Le vérificateur général de la Ville de Montréal accuse le premier fonctionnaire de Montréal, Louis Roquet, d'avoir remis à l'entreprise TELUS une partie de son rapport avant même que les élus en prennent connaissance.

C'est une «transgression très grave du processus de reddition de comptes», selon Jacques Bergeron, car son enquête visait justement un contrat de téléphonie accordé à la firme.

M. Bergeron doit remettre son rapport annuel au conseil municipal lundi, et c'est à ce moment que, en principe, il doit devenir public. Le directeur général de la Ville, Louis Roquet, l'a toutefois déjà en main.

Sur chaque page du rapport, on peut lire que le document est «confidentiel», que sa distribution est «interdite» et qu'il est «réservé à l'usage exclusif du destinataire», mais M. Roquet a tout de même expédié à TELUS la partie qui la concerne, dénonce le vérificateur général.

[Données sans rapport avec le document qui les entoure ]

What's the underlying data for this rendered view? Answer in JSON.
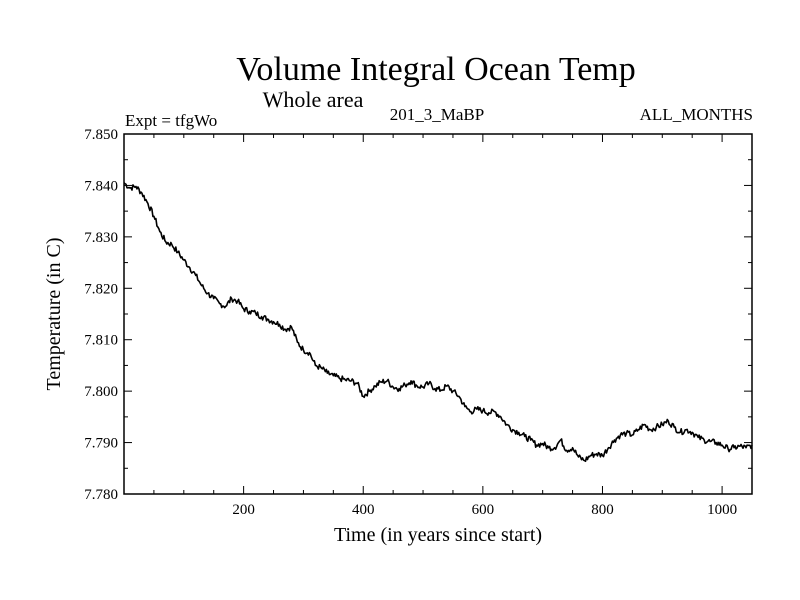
{
  "chart_data": {
    "type": "line",
    "title": "Volume Integral Ocean Temp",
    "subtitle": "Whole area",
    "annotations": {
      "left": "Expt = tfgWo",
      "center": "201_3_MaBP",
      "right": "ALL_MONTHS"
    },
    "xlabel": "Time (in years since start)",
    "ylabel": "Temperature (in C)",
    "xlim": [
      0,
      1050
    ],
    "ylim": [
      7.78,
      7.85
    ],
    "xticks": [
      200,
      400,
      600,
      800,
      1000
    ],
    "xtick_labels": [
      "200",
      "400",
      "600",
      "800",
      "1000"
    ],
    "yticks": [
      7.78,
      7.79,
      7.8,
      7.81,
      7.82,
      7.83,
      7.84,
      7.85
    ],
    "ytick_labels": [
      "7.780",
      "7.790",
      "7.800",
      "7.810",
      "7.820",
      "7.830",
      "7.840",
      "7.850"
    ],
    "grid": false,
    "series": [
      {
        "name": "Volume Integral Ocean Temp",
        "x": [
          0,
          10,
          20,
          30,
          40,
          50,
          60,
          70,
          80,
          90,
          100,
          110,
          120,
          130,
          140,
          150,
          160,
          170,
          180,
          190,
          200,
          210,
          220,
          230,
          240,
          250,
          260,
          270,
          280,
          290,
          300,
          310,
          320,
          330,
          340,
          350,
          360,
          370,
          380,
          390,
          400,
          410,
          420,
          430,
          440,
          450,
          460,
          470,
          480,
          490,
          500,
          510,
          520,
          530,
          540,
          550,
          560,
          570,
          580,
          590,
          600,
          610,
          620,
          630,
          640,
          650,
          660,
          670,
          680,
          690,
          700,
          710,
          720,
          730,
          740,
          750,
          760,
          770,
          780,
          790,
          800,
          810,
          820,
          830,
          840,
          850,
          860,
          870,
          880,
          890,
          900,
          910,
          920,
          930,
          940,
          950,
          960,
          970,
          980,
          990,
          1000,
          1010,
          1020,
          1030,
          1040,
          1050
        ],
        "values": [
          7.8405,
          7.8395,
          7.8398,
          7.8385,
          7.8365,
          7.834,
          7.831,
          7.829,
          7.8285,
          7.827,
          7.8255,
          7.824,
          7.8225,
          7.8205,
          7.819,
          7.818,
          7.817,
          7.8165,
          7.818,
          7.8175,
          7.816,
          7.8155,
          7.8152,
          7.8145,
          7.814,
          7.8135,
          7.813,
          7.812,
          7.8125,
          7.8095,
          7.808,
          7.8075,
          7.805,
          7.8045,
          7.8035,
          7.803,
          7.8025,
          7.8022,
          7.802,
          7.8015,
          7.799,
          7.8,
          7.801,
          7.8018,
          7.802,
          7.8008,
          7.8005,
          7.8012,
          7.802,
          7.801,
          7.8008,
          7.8015,
          7.8005,
          7.8002,
          7.801,
          7.8,
          7.799,
          7.797,
          7.796,
          7.7965,
          7.7962,
          7.7958,
          7.796,
          7.795,
          7.7935,
          7.7925,
          7.792,
          7.7912,
          7.7905,
          7.7895,
          7.7898,
          7.789,
          7.789,
          7.7905,
          7.7885,
          7.789,
          7.7872,
          7.7865,
          7.7875,
          7.7878,
          7.7875,
          7.789,
          7.7905,
          7.7915,
          7.7918,
          7.7915,
          7.7925,
          7.7935,
          7.7925,
          7.793,
          7.7935,
          7.7942,
          7.793,
          7.792,
          7.7925,
          7.792,
          7.791,
          7.7905,
          7.7902,
          7.79,
          7.7895,
          7.7888,
          7.789,
          7.7893,
          7.789,
          7.7895
        ]
      }
    ]
  }
}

«Il s'agit là d'une transgression très grave au processus de reddition de comptes du vérificateur général envers le conseil municipal puisqu'un tiers, concerné par la vérification, a obtenu une information privilégiée avant même que celle-ci ne soit transmise aux élus municipaux», a écrit M. Bergeron dans une lettre au président du conseil municipal, Claude Dauphin.

Le président de TELUS, François Côté, a écrit au vérificateur général, dimanche, pour critiquer son rapport et tenter «de s'immiscer dans le processus de vérification», selon M. Bergeron, qui a envoyé une copie conforme de sa lettre au directeur général de la Sûreté du Québec, Richard Deschênes, ainsi qu'à Louis Roquet.

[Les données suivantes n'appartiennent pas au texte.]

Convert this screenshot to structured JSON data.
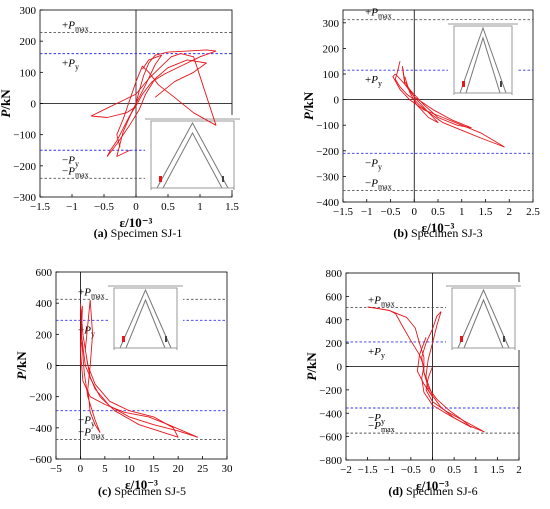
{
  "chart_data": [
    {
      "id": "a",
      "type": "line",
      "caption_letter": "(a)",
      "caption_text": " Specimen SJ-1",
      "ylabel": "P/kN",
      "xlabel": "ε/10⁻³",
      "xlim": [
        -1.5,
        1.5
      ],
      "ylim": [
        -300,
        300
      ],
      "xticks": [
        -1.5,
        -1,
        -0.5,
        0,
        0.5,
        1,
        1.5
      ],
      "yticks": [
        -300,
        -200,
        -100,
        0,
        100,
        200,
        300
      ],
      "series_color": "#e8151b",
      "reference_lines": [
        {
          "label": "+P",
          "sub": "max",
          "y": 228,
          "color": "#555555"
        },
        {
          "label": "+P",
          "sub": "y",
          "y": 160,
          "color": "#3333ee"
        },
        {
          "label": "−P",
          "sub": "y",
          "y": -150,
          "color": "#3333ee"
        },
        {
          "label": "−P",
          "sub": "max",
          "y": -240,
          "color": "#555555"
        }
      ],
      "series": [
        {
          "points": [
            [
              0,
              0
            ],
            [
              0.05,
              40
            ],
            [
              0.12,
              90
            ],
            [
              0.2,
              130
            ],
            [
              0.3,
              155
            ],
            [
              0.5,
              165
            ],
            [
              0.8,
              168
            ],
            [
              1.1,
              172
            ],
            [
              1.25,
              168
            ]
          ]
        },
        {
          "points": [
            [
              1.25,
              168
            ],
            [
              1.0,
              150
            ],
            [
              0.7,
              120
            ],
            [
              0.45,
              95
            ],
            [
              0.25,
              70
            ],
            [
              0.1,
              30
            ],
            [
              0.02,
              0
            ],
            [
              -0.1,
              -40
            ],
            [
              -0.2,
              -80
            ],
            [
              -0.3,
              -120
            ],
            [
              -0.4,
              -150
            ],
            [
              -0.45,
              -170
            ]
          ]
        },
        {
          "points": [
            [
              -0.45,
              -170
            ],
            [
              -0.3,
              -130
            ],
            [
              -0.1,
              -70
            ],
            [
              0.05,
              -20
            ],
            [
              0.15,
              30
            ],
            [
              0.3,
              80
            ],
            [
              0.5,
              115
            ],
            [
              0.8,
              140
            ],
            [
              1.1,
              130
            ],
            [
              0.9,
              100
            ],
            [
              0.6,
              70
            ],
            [
              0.3,
              20
            ]
          ]
        },
        {
          "points": [
            [
              0,
              -10
            ],
            [
              -0.15,
              -30
            ],
            [
              -0.45,
              -45
            ],
            [
              -0.7,
              -40
            ],
            [
              -0.5,
              -20
            ],
            [
              -0.2,
              10
            ],
            [
              0,
              30
            ],
            [
              0.2,
              80
            ],
            [
              0.4,
              120
            ],
            [
              0.55,
              150
            ],
            [
              0.7,
              160
            ],
            [
              0.9,
              150
            ],
            [
              1.25,
              -70
            ]
          ]
        },
        {
          "points": [
            [
              1.25,
              -70
            ],
            [
              0.9,
              -30
            ],
            [
              0.6,
              20
            ],
            [
              0.35,
              60
            ],
            [
              0.2,
              100
            ],
            [
              0.1,
              120
            ],
            [
              0.0,
              70
            ],
            [
              -0.1,
              10
            ],
            [
              -0.2,
              -50
            ],
            [
              -0.3,
              -100
            ],
            [
              -0.25,
              -140
            ]
          ]
        },
        {
          "points": [
            [
              0.1,
              110
            ],
            [
              0.2,
              140
            ],
            [
              0.4,
              155
            ],
            [
              0.3,
              125
            ],
            [
              0.15,
              60
            ],
            [
              -0.05,
              -20
            ],
            [
              -0.2,
              -90
            ],
            [
              -0.3,
              -170
            ],
            [
              -0.1,
              -150
            ]
          ]
        }
      ]
    },
    {
      "id": "b",
      "type": "line",
      "caption_letter": "(b)",
      "caption_text": " Specimen SJ-3",
      "ylabel": "P/kN",
      "xlabel": "ε/10⁻³",
      "xlim": [
        -1.5,
        2.5
      ],
      "ylim": [
        -400,
        350
      ],
      "xticks": [
        -1.5,
        -1,
        -0.5,
        0,
        0.5,
        1,
        1.5,
        2,
        2.5
      ],
      "yticks": [
        -400,
        -300,
        -200,
        -100,
        0,
        100,
        200,
        300
      ],
      "series_color": "#e8151b",
      "reference_lines": [
        {
          "label": "+P",
          "sub": "max",
          "y": 312,
          "color": "#555555"
        },
        {
          "label": "+P",
          "sub": "y",
          "y": 115,
          "color": "#3333ee"
        },
        {
          "label": "−P",
          "sub": "y",
          "y": -210,
          "color": "#3333ee"
        },
        {
          "label": "−P",
          "sub": "max",
          "y": -355,
          "color": "#555555"
        }
      ],
      "series": [
        {
          "points": [
            [
              -0.3,
              150
            ],
            [
              -0.35,
              110
            ],
            [
              -0.4,
              80
            ],
            [
              -0.3,
              50
            ],
            [
              -0.15,
              20
            ],
            [
              0,
              0
            ],
            [
              0.1,
              -20
            ],
            [
              0.3,
              -50
            ],
            [
              0.6,
              -90
            ],
            [
              1.0,
              -120
            ],
            [
              1.4,
              -150
            ],
            [
              1.9,
              -185
            ]
          ]
        },
        {
          "points": [
            [
              1.9,
              -185
            ],
            [
              1.4,
              -130
            ],
            [
              1.0,
              -100
            ],
            [
              0.6,
              -70
            ],
            [
              0.2,
              -40
            ],
            [
              -0.1,
              0
            ],
            [
              -0.3,
              40
            ],
            [
              -0.45,
              90
            ],
            [
              -0.4,
              100
            ]
          ]
        },
        {
          "points": [
            [
              -0.4,
              100
            ],
            [
              -0.2,
              60
            ],
            [
              0.0,
              20
            ],
            [
              0.2,
              -20
            ],
            [
              0.5,
              -70
            ],
            [
              0.9,
              -100
            ],
            [
              1.2,
              -110
            ],
            [
              0.8,
              -80
            ],
            [
              0.4,
              -40
            ],
            [
              0.0,
              10
            ],
            [
              -0.2,
              60
            ],
            [
              -0.25,
              130
            ]
          ]
        },
        {
          "points": [
            [
              -0.25,
              130
            ],
            [
              -0.2,
              70
            ],
            [
              0.0,
              10
            ],
            [
              0.2,
              -30
            ],
            [
              0.35,
              -60
            ],
            [
              0.5,
              -90
            ],
            [
              0.3,
              -70
            ],
            [
              0.05,
              -20
            ],
            [
              -0.1,
              30
            ],
            [
              -0.2,
              90
            ]
          ]
        }
      ]
    },
    {
      "id": "c",
      "type": "line",
      "caption_letter": "(c)",
      "caption_text": " Specimen SJ-5",
      "ylabel": "P/kN",
      "xlabel": "ε/10⁻³",
      "xlim": [
        -5,
        30
      ],
      "ylim": [
        -600,
        600
      ],
      "xticks": [
        -5,
        0,
        5,
        10,
        15,
        20,
        25,
        30
      ],
      "yticks": [
        -600,
        -400,
        -200,
        0,
        200,
        400,
        600
      ],
      "series_color": "#e8151b",
      "reference_lines": [
        {
          "label": "+P",
          "sub": "max",
          "y": 425,
          "color": "#555555"
        },
        {
          "label": "+P",
          "sub": "y",
          "y": 290,
          "color": "#3333ee"
        },
        {
          "label": "−P",
          "sub": "y",
          "y": -290,
          "color": "#3333ee"
        },
        {
          "label": "−P",
          "sub": "max",
          "y": -475,
          "color": "#555555"
        }
      ],
      "series": [
        {
          "points": [
            [
              0,
              0
            ],
            [
              0.2,
              200
            ],
            [
              0.4,
              380
            ],
            [
              0.2,
              300
            ],
            [
              0,
              100
            ],
            [
              0.5,
              -100
            ],
            [
              2,
              -200
            ],
            [
              5,
              -250
            ],
            [
              9,
              -300
            ],
            [
              14,
              -330
            ],
            [
              18,
              -380
            ],
            [
              21,
              -420
            ],
            [
              24,
              -460
            ]
          ]
        },
        {
          "points": [
            [
              24,
              -460
            ],
            [
              20,
              -420
            ],
            [
              15,
              -380
            ],
            [
              10,
              -330
            ],
            [
              6,
              -260
            ],
            [
              3,
              -150
            ],
            [
              1,
              0
            ],
            [
              0.2,
              200
            ],
            [
              0,
              400
            ]
          ]
        },
        {
          "points": [
            [
              0,
              400
            ],
            [
              0.5,
              200
            ],
            [
              1.5,
              0
            ],
            [
              3,
              -120
            ],
            [
              6,
              -230
            ],
            [
              10,
              -290
            ],
            [
              15,
              -330
            ],
            [
              19,
              -400
            ],
            [
              20,
              -460
            ],
            [
              16,
              -420
            ],
            [
              12,
              -380
            ],
            [
              7,
              -290
            ],
            [
              4,
              -200
            ],
            [
              2,
              -80
            ],
            [
              1,
              100
            ],
            [
              2,
              420
            ]
          ]
        },
        {
          "points": [
            [
              2,
              420
            ],
            [
              2.5,
              200
            ],
            [
              2,
              0
            ],
            [
              1.5,
              -150
            ],
            [
              2,
              -300
            ],
            [
              3,
              -380
            ],
            [
              4,
              -430
            ],
            [
              3,
              -350
            ],
            [
              1.5,
              -200
            ],
            [
              0.8,
              -50
            ],
            [
              0.3,
              150
            ]
          ]
        }
      ]
    },
    {
      "id": "d",
      "type": "line",
      "caption_letter": "(d)",
      "caption_text": " Specimen SJ-6",
      "ylabel": "P/kN",
      "xlabel": "ε/10⁻³",
      "xlim": [
        -2,
        2
      ],
      "ylim": [
        -800,
        800
      ],
      "xticks": [
        -2,
        -1.5,
        -1,
        -0.5,
        0,
        0.5,
        1,
        1.5,
        2
      ],
      "yticks": [
        -800,
        -600,
        -400,
        -200,
        0,
        200,
        400,
        600,
        800
      ],
      "series_color": "#e8151b",
      "reference_lines": [
        {
          "label": "+P",
          "sub": "max",
          "y": 505,
          "color": "#555555"
        },
        {
          "label": "+P",
          "sub": "y",
          "y": 210,
          "color": "#3333ee"
        },
        {
          "label": "−P",
          "sub": "y",
          "y": -355,
          "color": "#3333ee"
        },
        {
          "label": "−P",
          "sub": "max",
          "y": -570,
          "color": "#555555"
        }
      ],
      "series": [
        {
          "points": [
            [
              0,
              0
            ],
            [
              -0.1,
              -100
            ],
            [
              -0.15,
              -200
            ],
            [
              0,
              -300
            ],
            [
              0.3,
              -380
            ],
            [
              0.6,
              -440
            ],
            [
              0.9,
              -500
            ],
            [
              1.2,
              -560
            ]
          ]
        },
        {
          "points": [
            [
              1.2,
              -560
            ],
            [
              0.8,
              -500
            ],
            [
              0.4,
              -420
            ],
            [
              0.0,
              -330
            ],
            [
              -0.2,
              -220
            ],
            [
              -0.25,
              -100
            ],
            [
              -0.2,
              0
            ],
            [
              -0.3,
              100
            ],
            [
              -0.5,
              220
            ],
            [
              -0.7,
              350
            ],
            [
              -0.85,
              450
            ],
            [
              -1.0,
              480
            ],
            [
              -1.5,
              510
            ]
          ]
        },
        {
          "points": [
            [
              -1.5,
              510
            ],
            [
              -1.0,
              480
            ],
            [
              -0.6,
              420
            ],
            [
              -0.4,
              330
            ],
            [
              -0.3,
              200
            ],
            [
              -0.2,
              80
            ],
            [
              -0.2,
              -50
            ],
            [
              -0.1,
              -180
            ],
            [
              0.1,
              -280
            ],
            [
              0.4,
              -380
            ],
            [
              0.7,
              -460
            ],
            [
              0.9,
              -520
            ]
          ]
        },
        {
          "points": [
            [
              0.9,
              -520
            ],
            [
              0.5,
              -440
            ],
            [
              0.2,
              -350
            ],
            [
              0.0,
              -250
            ],
            [
              -0.1,
              -150
            ],
            [
              -0.2,
              -50
            ],
            [
              -0.25,
              80
            ],
            [
              -0.15,
              200
            ],
            [
              0.0,
              320
            ],
            [
              0.1,
              430
            ],
            [
              0.2,
              470
            ]
          ]
        },
        {
          "points": [
            [
              0.2,
              470
            ],
            [
              0.1,
              350
            ],
            [
              0.0,
              200
            ],
            [
              -0.1,
              60
            ],
            [
              -0.15,
              -80
            ],
            [
              -0.1,
              -200
            ],
            [
              0.0,
              -260
            ],
            [
              -0.2,
              -150
            ],
            [
              -0.35,
              -40
            ],
            [
              -0.3,
              100
            ],
            [
              -0.15,
              250
            ]
          ]
        }
      ]
    }
  ]
}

Des sources informées du contenu du rapport indiquent que Jacques Bergeron a confié à la police des éléments d'information pour qu'elle pousse plus loin l'enquête sur les contrats alloués par la division de l'informatique, des dossiers pour lesquels la Ville a déjà eu des échanges avec la Sûreté du Québec.

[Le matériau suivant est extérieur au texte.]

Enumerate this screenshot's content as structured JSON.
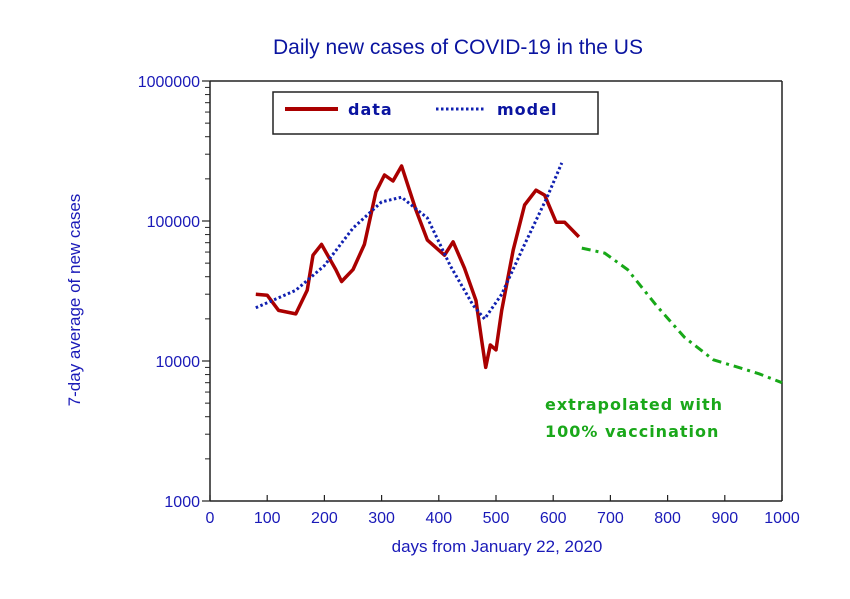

« Lorsque le vérificateur général soulève des anomalies ou des problématiques dans son rapport, il n'y a pas à pas à attendre la publication officielle du rapport pour pouvoir agir », a indiqué le directeur des relations professionnelles de la Ville, Jean-Yves Hinse.

Il souligne d'ailleurs que le geste de M. Roquet n'a rien d'illégal, d'autant plus que TELUS est un partenaire d'affaires de la Ville.

Toutefois, insistent nos sources, en dépit des problèmes observés, le vérificateur général ne recommande pas la résiliation du contrat, la solution qu'il avait préconisée l'automne dernier dans le dossier des compteurs d'eau.

On rappelle aussi que des enquêtes internes ont déjà été faites sur certains employés du service informatique, dont certains ont été congédiés et dont un autre fait toujours l'objet d'une enquête par la police.

«Manque de jugement», selon l'opposition

Les conseillers de l'opposition, qui n'ont toujours pas vu le rapport, s'expliquent mal que le directeur général l'ait envoyé à TELUS.

«C'est la première autorité administrative de la Ville qui reçoit un rapport confidentiel et qui le transmet à une partie qui semble incriminée, au point d'ailleurs où la SQ semble être en cause!» a souligné Pierre Lampron, conseiller de Vision Montréal.

«Si un tiers visé par une enquête reçoit des informations avant les autres, il peut agir en conséquence et ça peut lui conférer un avantage commercial ou stratégique indu», a renchéri le conseiller Alex Norris, de Projet Montréal, pour qui M. Roquet a «manqué de jugement».

Joint par La Presse, le président de TELUS Québec, François Côté a reconnu que la Ville avait «transmis de façon confidentielle le rapport du vérificateur». Avare de commentaires, il a annoncé que TELUS fera part de ses réactions au rapport le lendemain de sa divulgation, le 18 mai prochain.

La Presse a révélé en novembre que l'ensemble du réseau téléphonique de la Ville est instable et comporte «un risque de panne majeure», tant l'implantation d'un nouveau système par TELUS est chaotique.

Le vérificateur général enquête sur les lacunes de ce système téléphonique, un contrat de 10 ans d'une valeur de près de 100 millions.